Karınca ayağı gibi minimini yazılarla dolan mektep defterimin son sayfalarına geldim. Ne hazin tesadüf! Sergüzeştimle beraber defter de bitiyor. Yeni bir deftere yeni hayatımı yazmaya başlamak mümkün değil, artık söyleyecek neyim kalıyor ki? Hem yarın başkasının karısı olduktan sonra buna ne hakkım, ne cesaretim olacak. Öbür sabah başkasının odasında uyanacak genç kadının, hayatı bir parça nağme, birkaç damla gözyaşından ibaret olan Çalıkuşu ile ne alakası kalacak?
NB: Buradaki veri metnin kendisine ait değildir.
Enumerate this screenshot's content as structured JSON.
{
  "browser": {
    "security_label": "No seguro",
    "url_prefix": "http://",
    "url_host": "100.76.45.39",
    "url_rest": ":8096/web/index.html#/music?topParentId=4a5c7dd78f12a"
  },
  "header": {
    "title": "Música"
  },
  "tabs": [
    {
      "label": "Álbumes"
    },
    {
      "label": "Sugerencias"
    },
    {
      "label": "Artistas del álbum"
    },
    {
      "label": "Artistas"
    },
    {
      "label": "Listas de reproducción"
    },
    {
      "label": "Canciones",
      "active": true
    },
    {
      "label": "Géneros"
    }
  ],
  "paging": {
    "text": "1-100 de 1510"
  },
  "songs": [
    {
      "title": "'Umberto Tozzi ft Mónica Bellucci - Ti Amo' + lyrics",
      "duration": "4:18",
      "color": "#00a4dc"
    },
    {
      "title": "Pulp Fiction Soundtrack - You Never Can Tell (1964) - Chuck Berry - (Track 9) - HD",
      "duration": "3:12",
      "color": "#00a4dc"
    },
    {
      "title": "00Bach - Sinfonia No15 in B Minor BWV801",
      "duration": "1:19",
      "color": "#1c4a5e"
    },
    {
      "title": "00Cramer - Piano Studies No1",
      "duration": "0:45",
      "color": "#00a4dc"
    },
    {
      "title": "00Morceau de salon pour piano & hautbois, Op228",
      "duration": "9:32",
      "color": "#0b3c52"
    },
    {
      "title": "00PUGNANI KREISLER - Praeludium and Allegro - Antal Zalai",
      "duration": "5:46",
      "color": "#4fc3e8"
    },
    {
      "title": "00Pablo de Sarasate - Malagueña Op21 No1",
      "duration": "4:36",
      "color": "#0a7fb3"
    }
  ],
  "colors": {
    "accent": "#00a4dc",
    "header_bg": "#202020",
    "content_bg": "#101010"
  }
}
Çalıkuşu bugün defterinin gözyaşlarından kirlenmiş sayfalarına dökülen sonbahar yaprakları içinde müebbeden ölüyor.
*
Bu son ayrılık saatinde niçin hakikati saklamah? Bu okumayacağın defteri ben senin için yazdım Kâmran. Evet, ne söyledim, ne yazdımsa hep senin içindi. Yanlış, çok yanlış bir iş tuttuğumu bugün artık itiraf edeceğim. Ben, her şeye rağmen seninle mesut olabilirdim. Evet, her şeye rağmen seviliyordum, sevildiğimi de bilmiyor değildim; fakat bu bana kâfi gelmedi, istedim ki çok, pek çok sevileyim, kendi sevdiğim kadar değilse bile -çünkü buna imkân yok- ona yakın sevileyim. Bu kadar sevilmeye benim hakkım var mıydı? Zannetmem Kâmran. Ben, küçük, cahil bir kızdım. Sevmenin, kendini sevdirmenin de bir yolu var, değil mi Kâmran? Halbuki ben bunları hiç, hiç bilmiyordum. Senin Sarı Çiçeğin -taş atmak için söylemiyorum Kâmran, inan bana, mademki seni mesut etti, ben hayalimde onunla barışıyorum- kim bilir ne kadar cazibeli bir kadındı? Kim bilir sana ne güzel şeyler söylüyor, ne güzel mektuplar yazabiliyordu? Ben, belki senin çocuklarına, çocuklarımıza iyi bir anne olacaktım. O kadar.